S. 899: Maximum Pell Grant
The bill would amend section 401(b)(2) of the Higher Education Act regarding the Federal Pell Grant maximum amount. The maximum Pell Grant is currently funded at $4,130. Under the proposed bill, this amount would increase incrementally each year up to $11,600 for the 2011–12 academic year. Sen. Chris Dodd (D-Conn.) bill’s is cosponsored by Senators Barbara Mikulski (D-Md.), Patty Murray (D-Wash.), Bernie Sanders (I-Vt.), Dick Durbin (D-Ill.), Akaka (D-Hawaii), Joe Lieberman (ID-Conn.), Carl Levin (D-Mich.), and Maria Cantwell (D-Wash.).

S. Res. 105: Campus Fire Safety Act
The bill would designate September 2007 as “Campus Fire Safety Month.”

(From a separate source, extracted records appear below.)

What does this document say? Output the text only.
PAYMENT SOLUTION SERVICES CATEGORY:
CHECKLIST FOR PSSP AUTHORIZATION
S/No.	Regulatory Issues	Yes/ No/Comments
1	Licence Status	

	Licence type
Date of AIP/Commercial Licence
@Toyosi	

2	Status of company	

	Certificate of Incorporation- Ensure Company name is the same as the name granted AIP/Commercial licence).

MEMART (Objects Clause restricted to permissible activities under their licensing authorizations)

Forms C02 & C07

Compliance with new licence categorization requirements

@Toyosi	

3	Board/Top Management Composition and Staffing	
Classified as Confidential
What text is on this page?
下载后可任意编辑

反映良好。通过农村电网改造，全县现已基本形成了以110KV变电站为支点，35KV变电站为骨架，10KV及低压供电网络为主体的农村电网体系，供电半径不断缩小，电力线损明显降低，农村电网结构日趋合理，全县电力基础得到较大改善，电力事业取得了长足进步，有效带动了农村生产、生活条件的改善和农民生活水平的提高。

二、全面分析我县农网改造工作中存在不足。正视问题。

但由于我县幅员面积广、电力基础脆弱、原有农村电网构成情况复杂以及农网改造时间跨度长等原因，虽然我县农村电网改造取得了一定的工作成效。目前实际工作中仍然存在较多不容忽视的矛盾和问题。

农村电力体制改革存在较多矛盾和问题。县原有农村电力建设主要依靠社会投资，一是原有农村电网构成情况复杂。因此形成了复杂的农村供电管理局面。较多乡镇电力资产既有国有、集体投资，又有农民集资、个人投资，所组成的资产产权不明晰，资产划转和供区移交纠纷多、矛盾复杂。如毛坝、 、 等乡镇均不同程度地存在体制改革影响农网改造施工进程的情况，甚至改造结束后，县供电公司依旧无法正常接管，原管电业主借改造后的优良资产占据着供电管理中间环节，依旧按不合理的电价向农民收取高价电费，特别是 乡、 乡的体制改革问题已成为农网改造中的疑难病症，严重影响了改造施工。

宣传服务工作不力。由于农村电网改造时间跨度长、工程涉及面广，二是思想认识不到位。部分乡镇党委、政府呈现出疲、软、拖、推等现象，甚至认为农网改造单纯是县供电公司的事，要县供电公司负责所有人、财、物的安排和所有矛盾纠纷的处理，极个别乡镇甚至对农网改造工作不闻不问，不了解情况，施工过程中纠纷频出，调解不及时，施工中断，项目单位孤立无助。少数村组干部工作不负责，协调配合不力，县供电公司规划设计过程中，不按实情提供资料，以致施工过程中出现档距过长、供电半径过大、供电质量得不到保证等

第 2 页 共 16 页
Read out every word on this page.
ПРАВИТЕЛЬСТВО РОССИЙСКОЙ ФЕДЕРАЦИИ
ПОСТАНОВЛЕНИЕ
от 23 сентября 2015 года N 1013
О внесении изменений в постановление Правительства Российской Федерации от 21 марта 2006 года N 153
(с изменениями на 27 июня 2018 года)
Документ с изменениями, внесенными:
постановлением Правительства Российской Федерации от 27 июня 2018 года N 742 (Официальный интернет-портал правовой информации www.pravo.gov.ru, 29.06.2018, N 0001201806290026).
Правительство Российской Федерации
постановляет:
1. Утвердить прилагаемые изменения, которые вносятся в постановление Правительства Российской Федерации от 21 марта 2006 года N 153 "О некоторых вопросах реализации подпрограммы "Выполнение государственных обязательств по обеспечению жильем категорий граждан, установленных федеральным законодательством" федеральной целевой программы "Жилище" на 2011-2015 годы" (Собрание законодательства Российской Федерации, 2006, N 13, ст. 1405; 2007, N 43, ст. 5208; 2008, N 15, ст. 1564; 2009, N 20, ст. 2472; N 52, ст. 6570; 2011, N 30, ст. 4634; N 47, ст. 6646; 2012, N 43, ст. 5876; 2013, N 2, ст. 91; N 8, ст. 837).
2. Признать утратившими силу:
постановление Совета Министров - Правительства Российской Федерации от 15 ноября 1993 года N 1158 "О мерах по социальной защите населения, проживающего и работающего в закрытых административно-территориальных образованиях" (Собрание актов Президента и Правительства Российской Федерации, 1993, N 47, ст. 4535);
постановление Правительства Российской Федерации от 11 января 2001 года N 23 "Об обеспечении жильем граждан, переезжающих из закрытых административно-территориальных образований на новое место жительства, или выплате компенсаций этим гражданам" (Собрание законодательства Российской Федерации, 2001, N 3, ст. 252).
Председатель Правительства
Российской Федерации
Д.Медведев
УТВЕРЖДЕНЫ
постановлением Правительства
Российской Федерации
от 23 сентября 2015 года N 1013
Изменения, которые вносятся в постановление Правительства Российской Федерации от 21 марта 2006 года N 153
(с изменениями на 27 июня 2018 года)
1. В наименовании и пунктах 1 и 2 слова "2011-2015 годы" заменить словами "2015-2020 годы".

S. 851: Higher Education Tax Credit Act
The bill would provide a higher educa­tion opportunity credit in place of existing education tax incentives.

S. 938: ACCESS Act
The Accessing College through Comprehensive Early Outreach and State Partnerships Act (ACCESS Act) would authorize $500 million in federal grant funding to spur states to provide more students with need-based financial aid. Sen. Jack Reed’s (D-R.I.) Free Application for Federal Student Aid Act would make it easier for more students to qualify for financial assistance and simplify the application process. FAFSA is a form that must be filled out for students to get federal financial assistance such as grants, loans, and work-study jobs. Co-sponsored by Senators Susan M. Collins (R-Maine), Ted Kennedy (D-Mass.), Patty Murray (D-Wash.), and Bernie Sanders (I-Vt.).

S. 939: FAFSA Act
The bill calls for the creation of a short, paper Free Application for Federal Student Aid (EZ-FAFSA) for low-income students, as well as a tailored Web-based application form to ensure that all students and their parents answer only the questions needed to determine financial aid eligibility in the state in which they reside. Students who do not have Web access will be able to use a free telefile system for filing by phone.